Tambora, raksasa itu dulu begitu megah, besar dan mematikan. Ia bertanggungjawab atas satu tahun tanpa musim panas di Eropa dan Amerika Utara. Biang lenyapnya peradaban Kerajaan Tambora, Sanggar dan Pekat. Berkontribusi besar atas hilangnya 40.000 nyawa manusia. Bahkan, ada peneliti yang bilang, Tambora patut disalahkan atas kekalahan Napoleon Bonaporte dalam perang di Waterloo, karena cuaca ekstrim hasil letusan pada Juni 1815. Kini ia masih berdiri gagah diantara Kabupaten Bima dan Dompu, tertidur lelap, berharap tak bangun dan memuntahkan isi perutnya lagi pada peradaban baru yang menggantikan Tambora, Sanggar dan Pekat.

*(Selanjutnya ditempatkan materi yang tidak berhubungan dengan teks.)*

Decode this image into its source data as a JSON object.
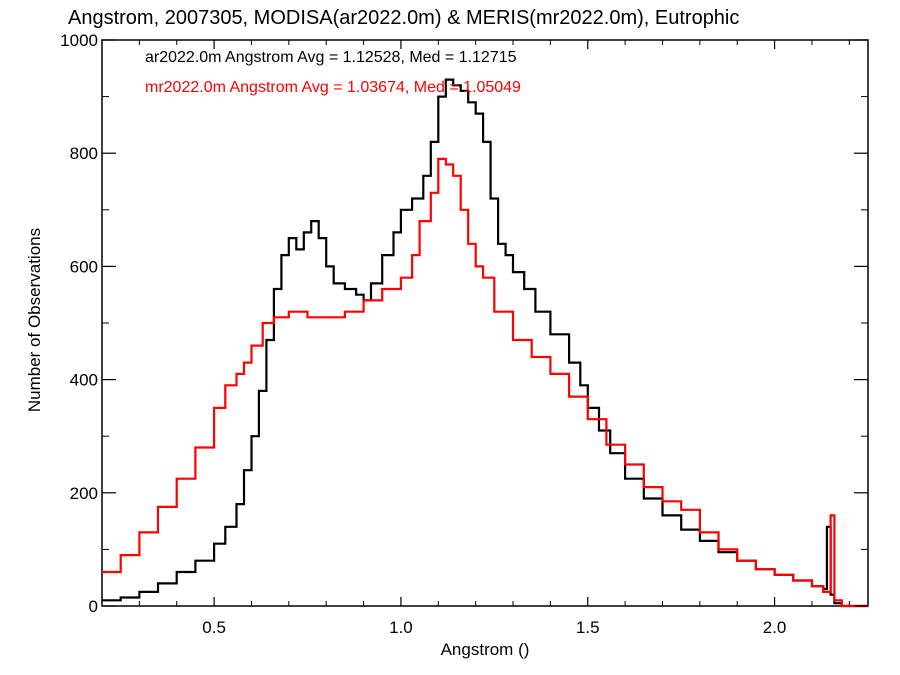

Hampir enam jam sudah mobil MPV ini membawa saya menuju Desa Pancasila, dimana titik awal pendakian ini akan dimulai, dimana napak tilas kedahsyatan erupsi itu masih terasa, dimana bulir-bulir debu debu mengoyak hembusan-hembusan nafas tiap insan yang merayap di punggungnya. Kami duduk berhimpitan tiga orang dalam satu baris. Bersandar pada kursi yang empuk selama berjam-jam tak sepenuhnya nyaman, mengingat kendaraan ini juga dijejali barang-barang bawaan kami. Sesekali saya berdiri tegak untuk sekedar meluruskan punggung.

Desa Pancasila

BRAK! Kami terguncang-guncang, kepala saya terbentur jendela kanan mobil kemudian ke atas dan kedepan tak berirama. Saya yang sudah terlelap di awang-awang, sontak terbangun. Aspal yang mulus kini berubah menjadi kerikil lepas, sesekali batu-batu sedang dan besar. Tanpa ampun,ban mobil terus melindas batu jalanan membawa kami berjalan menyelinap dalam kegelapan.